You're right, I was at one time working on a characterization course. Characterization is my favorite of the major elements. I actually devised a really intuitive system for creating unique, captivating characters every time. Only my system works big to little. Where most people start on the particulars (appearance, job, likes and dislikes, etc.), I prefer to start with other priorities -- purpose and personality. Because none of that other shit matters if your character doesn't have a purpose, a goal. What are they trying to do? Preventing them from getting to their goal is what creates conflict and tension (plot). And a great way to do this is to make their personality quirks and decisions backfire on them, so it's essentially their own fault. At any rate, I call it the P3 Method, and I'm thinking of writing a series of tutorials on it instead of offering the course.
The method works big to small. When creating your characters, I recommend starting with their purpose first, then doing their personalities, then doing the particulars last. Lots of other people only do the minute details. Those are superficial. Surface-level. Cosmetic. In doing the bigger items first, you can develop a multi-faceted character that stands out from everyone else. What is the purpose in the story? Number one priority. Figure out the goal. Then figure out the personality. Not what they like or what they do. These things don't define who we are as people. But what makes us interesting. Actions and mannerisms. I like to figure out some positive traits and some negative traits. For example, some people are really afraid of abandonment. Why might they be like that? Make something that happened. Determine a list of experiences and stimuli that contributed to who they are on an emotional level. What pisses them off? What makes them happy?

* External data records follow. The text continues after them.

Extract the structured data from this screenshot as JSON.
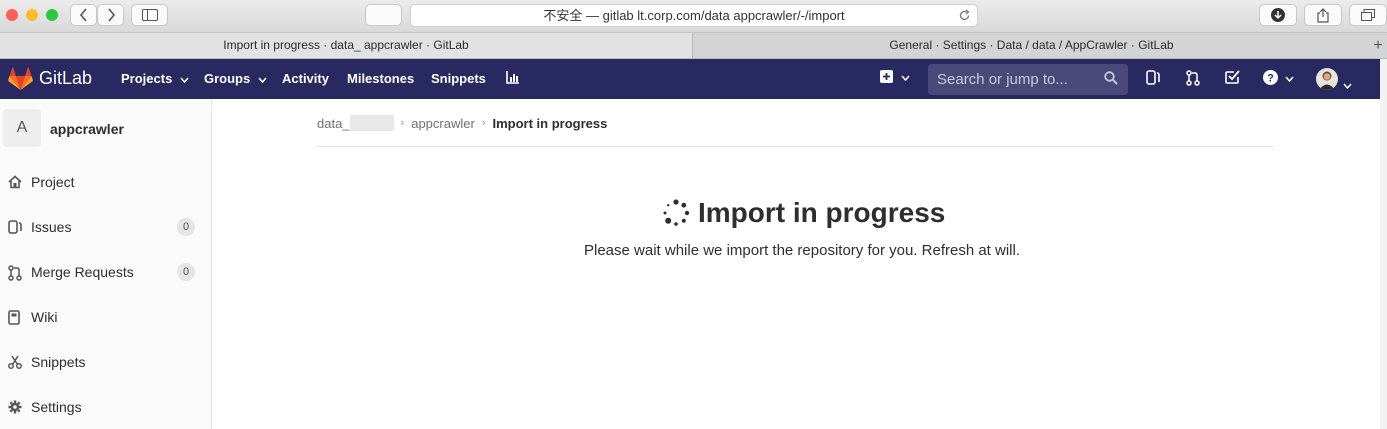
{
  "browser": {
    "url": "不安全 — gitlab        lt.corp.com/data         appcrawler/-/import",
    "tabs": [
      {
        "title": "Import in progress · data_        appcrawler · GitLab"
      },
      {
        "title": "General · Settings · Data / data          / AppCrawler · GitLab"
      }
    ]
  },
  "navbar": {
    "brand": "GitLab",
    "items": [
      "Projects",
      "Groups",
      "Activity",
      "Milestones",
      "Snippets"
    ],
    "search_placeholder": "Search or jump to..."
  },
  "sidebar": {
    "project_initial": "A",
    "project_name": "appcrawler",
    "items": [
      {
        "label": "Project",
        "icon": "home-icon"
      },
      {
        "label": "Issues",
        "icon": "issues-icon",
        "count": "0"
      },
      {
        "label": "Merge Requests",
        "icon": "merge-request-icon",
        "count": "0"
      },
      {
        "label": "Wiki",
        "icon": "book-icon"
      },
      {
        "label": "Snippets",
        "icon": "scissors-icon"
      },
      {
        "label": "Settings",
        "icon": "gear-icon"
      }
    ]
  },
  "breadcrumb": {
    "group": "data_",
    "project": "appcrawler",
    "current": "Import in progress"
  },
  "main": {
    "title": "Import in progress",
    "subtitle": "Please wait while we import the repository for you. Refresh at will."
  },
  "colors": {
    "navbar": "#292961",
    "search_bg": "#4a4a7a",
    "gitlab_orange": "#e24329"
  }
}
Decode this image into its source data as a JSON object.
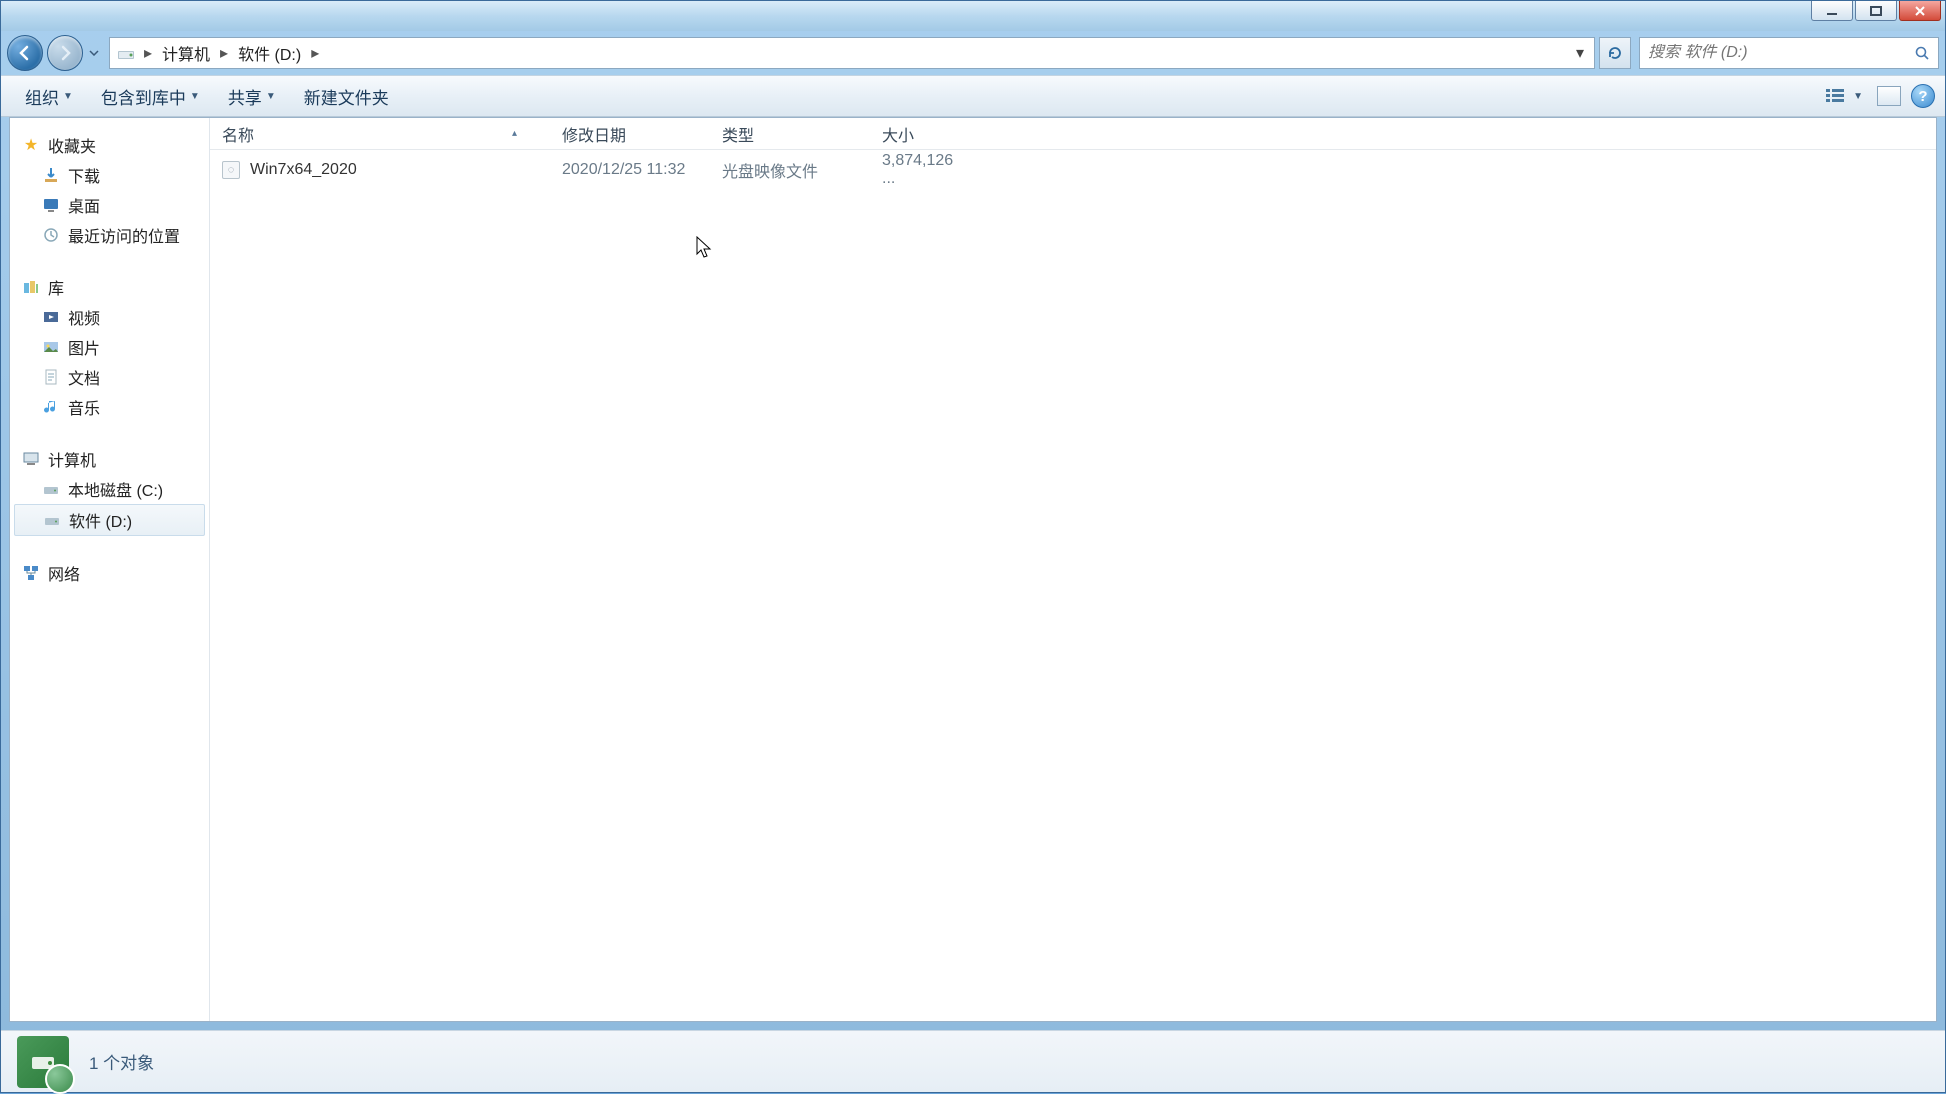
{
  "breadcrumb": {
    "root": "计算机",
    "current": "软件 (D:)"
  },
  "search": {
    "placeholder": "搜索 软件 (D:)"
  },
  "toolbar": {
    "organize": "组织",
    "include": "包含到库中",
    "share": "共享",
    "newfolder": "新建文件夹"
  },
  "columns": {
    "name": "名称",
    "date": "修改日期",
    "type": "类型",
    "size": "大小"
  },
  "files": [
    {
      "name": "Win7x64_2020",
      "date": "2020/12/25 11:32",
      "type": "光盘映像文件",
      "size": "3,874,126 ..."
    }
  ],
  "sidebar": {
    "favorites": {
      "label": "收藏夹",
      "items": [
        "下载",
        "桌面",
        "最近访问的位置"
      ]
    },
    "libraries": {
      "label": "库",
      "items": [
        "视频",
        "图片",
        "文档",
        "音乐"
      ]
    },
    "computer": {
      "label": "计算机",
      "items": [
        "本地磁盘 (C:)",
        "软件 (D:)"
      ]
    },
    "network": {
      "label": "网络"
    }
  },
  "status": {
    "count": "1 个对象"
  }
}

Lastly, I figure out the particulars. What do they look like? What are their skills? What other knowledge do they possess? What do they talk like? Other superficial details. Put these all together and you have a unique person. Do this for all your characters and because you'll know their personalities, you'll be in a better position to have them interact with each other and respond more in accordance with who they are. They won't be cardboard. They'll argue. They'll fight for what they believe in. They'll have conflicting views on things. They'll see the world differently, they'll act differently. Figure out the 3 Ps and the heavy lifting is done for you.